Comment Blanc peut-il s'inspirer de Simeone ?

Ce soir à Londres, dans l'atmosphère si particulière des soirées européennes de Stamford Bridge, face au savoir-faire inestimable des John Terry et Branislav Ivanovi?, noyé devant l'expertise mystique de José Mourinho, le Paris Saint-Germain n'aura pas seulement besoin d'un entraîneur. Il faudra un peu plus. Il faudra que Laurent Blanc s'inspire de ce que Diego Simeone a réalisé la saison dernière. Il faudra que le PSG abandonne l'idée de "bien défendre" pour attaquer le Bridge comme des pirates.

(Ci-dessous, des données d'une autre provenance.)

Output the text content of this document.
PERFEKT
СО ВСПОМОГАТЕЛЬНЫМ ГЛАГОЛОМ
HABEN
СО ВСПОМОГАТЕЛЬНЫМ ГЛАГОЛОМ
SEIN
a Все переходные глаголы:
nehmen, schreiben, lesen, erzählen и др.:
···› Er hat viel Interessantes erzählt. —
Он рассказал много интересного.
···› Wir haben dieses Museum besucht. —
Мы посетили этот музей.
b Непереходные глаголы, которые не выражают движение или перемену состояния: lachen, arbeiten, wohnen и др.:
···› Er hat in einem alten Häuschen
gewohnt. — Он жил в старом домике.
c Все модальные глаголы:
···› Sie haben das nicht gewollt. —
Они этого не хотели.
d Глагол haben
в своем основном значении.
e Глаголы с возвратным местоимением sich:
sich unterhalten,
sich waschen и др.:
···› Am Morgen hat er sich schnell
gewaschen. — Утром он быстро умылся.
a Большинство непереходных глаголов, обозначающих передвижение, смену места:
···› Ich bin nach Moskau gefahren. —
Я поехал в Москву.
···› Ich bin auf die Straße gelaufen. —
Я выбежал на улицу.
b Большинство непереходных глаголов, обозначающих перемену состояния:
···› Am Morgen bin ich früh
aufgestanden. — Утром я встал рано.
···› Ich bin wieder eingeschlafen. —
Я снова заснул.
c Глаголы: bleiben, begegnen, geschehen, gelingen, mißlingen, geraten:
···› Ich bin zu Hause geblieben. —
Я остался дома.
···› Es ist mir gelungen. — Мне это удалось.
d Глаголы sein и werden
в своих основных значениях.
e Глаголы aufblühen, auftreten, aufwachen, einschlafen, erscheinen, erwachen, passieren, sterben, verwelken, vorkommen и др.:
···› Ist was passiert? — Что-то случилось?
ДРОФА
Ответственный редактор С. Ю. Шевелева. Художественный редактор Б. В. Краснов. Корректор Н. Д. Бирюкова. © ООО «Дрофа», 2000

Nous sommes le 30 avril 2014, et l'Atlético Madrid de Diego Simeone rend visite au Chelsea de José Mourinho pour la seconde manche d'une demi-finale de Ligue des champions inattendue. Les Blues devaient vivre une saison de transition, mais auront tout de même tracé leur chemin à travers Galatasaray et le PSG. L'Atlético ne devait pas se mêler au gratin européen, mais aura réussi à sortir le Milan et le Barça. À l'aller, les deux formations se sont neutralisées autour d'un score nul et vierge, qui a vu les 50 000 supporters de l'Atlético chercher désespérément la clé du cadenas que José Mourinho avait jetée dans les eaux du Manzanares. Peine perdue face à une formation londonienne qui sait parfaitement défendre son gardien, même sans Terry ni Ivanovi?, et même lorsque ce gardien n'est plus Petr ?ech.

Au retour, sur les terres conquises par l'entraîneur portugais, Diego Simeone devait enfin succomber pour son manque d'expérience, disaient-ils. Son Atlético, fait de courage et de bravoure, allait finalement périr logiquement comme un petit au milieu de la cour des grands. C'est ce qui devait arriver, du moins. Au tour précédent, le Paris Saint-Germain l'avait emporté 3-1 à domicile, et avait tout de même fini par se faire éliminer. Laurent Blanc misant tout sur la tactique du "on défend et on contre", espérant qu'une défense Thiago Silva-Alex puisse ne pas encaisser deux buts sans qu'une attaque Cavani-Lavezzi-Lucas en mette un, le PSG avait sombré dans les dernières minutes : 2-0. Deux ans avant, c'était le Napoli de Mazzarri qui n'avait pas profité d'un score positif à domicile (3-1 à l'aller, défaite 4-1 au retour). Alors, en avril 2014, après avoir seulement obtenu un 0-0 à Madrid, l'Atlético devait forcément perdre. A priori. Enfin, c'est ce qui devait arriver, si l'Atlético était venu pour défendre à Stamford Bridge.
Le jour où Simeone a renversé Stamford Bridge
Et d'ailleurs, c'est ce qui est arrivé. Lors des 36 premières minutes du match, Diego Simeone met en place un plan de jeu conservateur, timide, défensif, qui fait curieusement penser à ceux de Mazzarri et Blanc. Les Colchoneros reculent, Godín et Miranda défendent dans leur surface, et les contres lancés vers Adrian et Diego Costa ne sont pas assez soutenus pour espérer autre chose qu'un peu de chance. En face, Mourinho n'a pas non plus lâché sa formation la plus offensive : le milieu...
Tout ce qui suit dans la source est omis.